I was additionally lucky in that none of the Villa’s more mentally unstable neighbors chose to ruin the performance as they had on opening night by passive-aggressively blasting stereos as was widely reported in the media. Instead this 100-minute piece came off with nary a hitch outside of perhaps a few botched lines from members of the chorus. It’s a worthwhile production that is both minimal and earthy. And while I found the direction and design elements somewhat pedestrian, there are enough high-wattage performances to make the whole thing very worthwhile. Notably Delroy Lindo appears as the doomed King and Broadway and TV legend Tyne Daly is cast as his murderous wife Clytaemnestra. Both were quite good and were further complemented by another stand-out performance from Francesca Faridany as Cassandra who almost steals the show. But isn’t that Cassandra’s job, really?

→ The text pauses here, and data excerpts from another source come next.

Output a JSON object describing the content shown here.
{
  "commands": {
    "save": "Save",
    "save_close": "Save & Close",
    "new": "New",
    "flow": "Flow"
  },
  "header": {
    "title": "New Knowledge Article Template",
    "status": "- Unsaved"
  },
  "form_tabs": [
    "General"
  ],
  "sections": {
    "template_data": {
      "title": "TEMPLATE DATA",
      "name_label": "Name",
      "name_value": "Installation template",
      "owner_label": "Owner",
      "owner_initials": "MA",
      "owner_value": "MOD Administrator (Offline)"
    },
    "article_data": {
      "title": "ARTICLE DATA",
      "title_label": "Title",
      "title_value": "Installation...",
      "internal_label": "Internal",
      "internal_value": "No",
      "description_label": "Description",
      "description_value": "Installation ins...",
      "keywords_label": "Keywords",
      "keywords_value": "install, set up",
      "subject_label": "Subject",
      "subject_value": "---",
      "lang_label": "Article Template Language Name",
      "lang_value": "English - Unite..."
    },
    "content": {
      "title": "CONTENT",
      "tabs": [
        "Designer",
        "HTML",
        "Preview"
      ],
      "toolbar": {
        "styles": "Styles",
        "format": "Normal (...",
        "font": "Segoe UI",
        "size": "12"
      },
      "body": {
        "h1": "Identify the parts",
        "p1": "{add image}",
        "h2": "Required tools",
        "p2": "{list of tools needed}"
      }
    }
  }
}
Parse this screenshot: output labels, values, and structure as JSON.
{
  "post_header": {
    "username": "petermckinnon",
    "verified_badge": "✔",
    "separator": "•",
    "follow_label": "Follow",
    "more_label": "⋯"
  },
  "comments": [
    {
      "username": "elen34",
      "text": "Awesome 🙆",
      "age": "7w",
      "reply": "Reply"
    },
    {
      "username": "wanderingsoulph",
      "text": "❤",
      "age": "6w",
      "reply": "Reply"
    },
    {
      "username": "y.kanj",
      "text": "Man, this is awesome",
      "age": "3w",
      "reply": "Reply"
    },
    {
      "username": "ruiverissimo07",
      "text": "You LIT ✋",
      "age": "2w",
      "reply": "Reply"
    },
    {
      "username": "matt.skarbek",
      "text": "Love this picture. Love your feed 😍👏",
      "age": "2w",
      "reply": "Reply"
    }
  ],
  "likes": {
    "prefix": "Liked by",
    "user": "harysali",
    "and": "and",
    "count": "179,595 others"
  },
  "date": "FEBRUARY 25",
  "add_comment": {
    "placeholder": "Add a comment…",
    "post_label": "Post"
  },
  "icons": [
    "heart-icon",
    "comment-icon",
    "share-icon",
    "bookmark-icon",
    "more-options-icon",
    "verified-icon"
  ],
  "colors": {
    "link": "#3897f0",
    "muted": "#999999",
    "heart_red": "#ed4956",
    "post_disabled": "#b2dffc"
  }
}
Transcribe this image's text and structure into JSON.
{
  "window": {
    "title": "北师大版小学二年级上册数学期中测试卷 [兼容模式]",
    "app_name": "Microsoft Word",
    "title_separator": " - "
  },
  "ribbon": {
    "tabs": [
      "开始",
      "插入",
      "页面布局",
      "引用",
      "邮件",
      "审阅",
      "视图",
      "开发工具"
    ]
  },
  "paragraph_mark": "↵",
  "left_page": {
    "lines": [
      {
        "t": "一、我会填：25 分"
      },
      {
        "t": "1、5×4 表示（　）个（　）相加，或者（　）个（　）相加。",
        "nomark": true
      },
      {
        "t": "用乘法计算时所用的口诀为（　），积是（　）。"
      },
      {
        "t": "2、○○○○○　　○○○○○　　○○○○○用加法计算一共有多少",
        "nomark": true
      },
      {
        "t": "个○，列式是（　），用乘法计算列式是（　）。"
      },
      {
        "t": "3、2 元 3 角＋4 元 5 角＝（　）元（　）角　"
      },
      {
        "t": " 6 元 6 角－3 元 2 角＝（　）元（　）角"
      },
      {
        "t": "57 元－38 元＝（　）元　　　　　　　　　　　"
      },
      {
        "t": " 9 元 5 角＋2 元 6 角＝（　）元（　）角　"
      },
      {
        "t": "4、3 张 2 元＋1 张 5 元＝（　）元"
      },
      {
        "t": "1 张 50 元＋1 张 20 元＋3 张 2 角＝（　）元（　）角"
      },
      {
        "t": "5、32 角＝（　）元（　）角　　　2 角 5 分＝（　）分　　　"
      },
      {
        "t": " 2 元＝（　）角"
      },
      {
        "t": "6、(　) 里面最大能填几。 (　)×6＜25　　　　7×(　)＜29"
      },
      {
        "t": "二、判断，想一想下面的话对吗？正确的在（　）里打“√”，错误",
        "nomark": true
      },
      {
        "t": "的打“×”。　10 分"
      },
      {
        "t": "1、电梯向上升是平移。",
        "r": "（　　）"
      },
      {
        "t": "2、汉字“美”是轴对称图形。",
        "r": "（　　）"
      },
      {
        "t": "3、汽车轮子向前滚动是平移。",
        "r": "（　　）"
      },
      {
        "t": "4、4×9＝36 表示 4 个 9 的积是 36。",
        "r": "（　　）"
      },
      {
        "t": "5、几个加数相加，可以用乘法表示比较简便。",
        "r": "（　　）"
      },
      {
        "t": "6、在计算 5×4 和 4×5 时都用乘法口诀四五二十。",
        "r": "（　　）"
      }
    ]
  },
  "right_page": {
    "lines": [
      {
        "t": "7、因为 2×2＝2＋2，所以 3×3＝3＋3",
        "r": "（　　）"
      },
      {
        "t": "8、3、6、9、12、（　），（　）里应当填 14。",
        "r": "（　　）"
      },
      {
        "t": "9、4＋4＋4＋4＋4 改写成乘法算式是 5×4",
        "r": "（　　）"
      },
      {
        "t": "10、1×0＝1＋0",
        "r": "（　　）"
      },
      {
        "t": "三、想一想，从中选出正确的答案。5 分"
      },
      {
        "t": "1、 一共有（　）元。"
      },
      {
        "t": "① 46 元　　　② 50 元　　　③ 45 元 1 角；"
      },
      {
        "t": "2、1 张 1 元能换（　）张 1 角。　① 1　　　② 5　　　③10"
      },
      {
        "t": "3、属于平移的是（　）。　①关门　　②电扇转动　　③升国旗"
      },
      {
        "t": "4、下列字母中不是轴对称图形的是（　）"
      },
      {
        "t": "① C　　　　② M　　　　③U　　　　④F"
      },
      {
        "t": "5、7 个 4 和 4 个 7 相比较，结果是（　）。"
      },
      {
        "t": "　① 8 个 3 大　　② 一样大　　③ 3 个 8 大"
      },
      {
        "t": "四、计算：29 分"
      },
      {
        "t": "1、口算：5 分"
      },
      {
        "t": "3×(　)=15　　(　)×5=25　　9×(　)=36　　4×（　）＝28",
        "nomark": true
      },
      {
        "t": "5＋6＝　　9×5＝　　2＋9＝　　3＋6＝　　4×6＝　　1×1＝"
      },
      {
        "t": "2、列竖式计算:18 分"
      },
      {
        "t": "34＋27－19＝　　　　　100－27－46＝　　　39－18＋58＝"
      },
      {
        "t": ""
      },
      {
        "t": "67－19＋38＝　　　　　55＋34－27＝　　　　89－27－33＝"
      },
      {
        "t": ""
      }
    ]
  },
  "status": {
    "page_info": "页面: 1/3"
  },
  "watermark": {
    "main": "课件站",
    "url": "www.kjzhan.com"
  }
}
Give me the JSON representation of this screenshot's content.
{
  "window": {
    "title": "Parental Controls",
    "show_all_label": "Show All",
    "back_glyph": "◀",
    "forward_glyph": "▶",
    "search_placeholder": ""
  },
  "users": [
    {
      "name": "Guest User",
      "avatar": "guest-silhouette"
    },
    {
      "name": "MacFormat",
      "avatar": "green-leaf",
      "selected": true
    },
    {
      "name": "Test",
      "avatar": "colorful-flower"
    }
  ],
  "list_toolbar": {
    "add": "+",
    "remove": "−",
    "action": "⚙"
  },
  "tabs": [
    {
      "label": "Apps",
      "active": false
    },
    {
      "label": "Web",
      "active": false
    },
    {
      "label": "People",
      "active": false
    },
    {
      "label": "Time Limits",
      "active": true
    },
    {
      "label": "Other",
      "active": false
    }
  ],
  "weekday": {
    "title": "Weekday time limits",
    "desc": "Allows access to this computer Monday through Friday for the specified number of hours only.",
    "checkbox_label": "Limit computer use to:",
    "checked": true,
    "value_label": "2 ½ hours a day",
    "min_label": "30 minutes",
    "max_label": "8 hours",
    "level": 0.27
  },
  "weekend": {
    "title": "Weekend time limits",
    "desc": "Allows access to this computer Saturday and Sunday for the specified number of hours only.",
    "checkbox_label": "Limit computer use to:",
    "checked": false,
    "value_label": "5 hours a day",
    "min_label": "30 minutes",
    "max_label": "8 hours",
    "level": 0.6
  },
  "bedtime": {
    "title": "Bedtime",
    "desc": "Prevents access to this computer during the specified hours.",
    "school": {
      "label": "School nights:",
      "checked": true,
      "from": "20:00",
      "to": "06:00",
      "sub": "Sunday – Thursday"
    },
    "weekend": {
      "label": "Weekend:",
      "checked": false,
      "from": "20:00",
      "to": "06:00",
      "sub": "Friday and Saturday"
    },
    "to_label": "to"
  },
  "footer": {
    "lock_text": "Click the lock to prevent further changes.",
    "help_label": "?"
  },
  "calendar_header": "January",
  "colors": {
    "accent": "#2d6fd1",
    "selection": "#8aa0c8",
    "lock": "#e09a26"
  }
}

There are some other rather odd adaptations to the play. Both Elecrtra and Iphigenia who are "not featured in the script" have been inserted by Wadsworth into the chorus to provide an excuse for the cast to reenact prior events in the story that are only later described by other characters in the play. While not a bad idea to help illustrate the background story, it does make a number of later scenes confusing when the dead Iphigenia is sitting around the courtyard hanging out as a periodically ignored chorus member.

Still, it’s a production well worth seeing and a fine addition to the stagings the Villa has put on since this program was approved. Of course, this may be the final year if the Getty is not able to secure a renewal of its current permit to hold this handful of weekend night performances in a neighborhood where good fences don’t apparently make quite good enough neighbors. Let’s hope the Getty gets to fulfill its plans to return next year with Aristophanes’ Peace.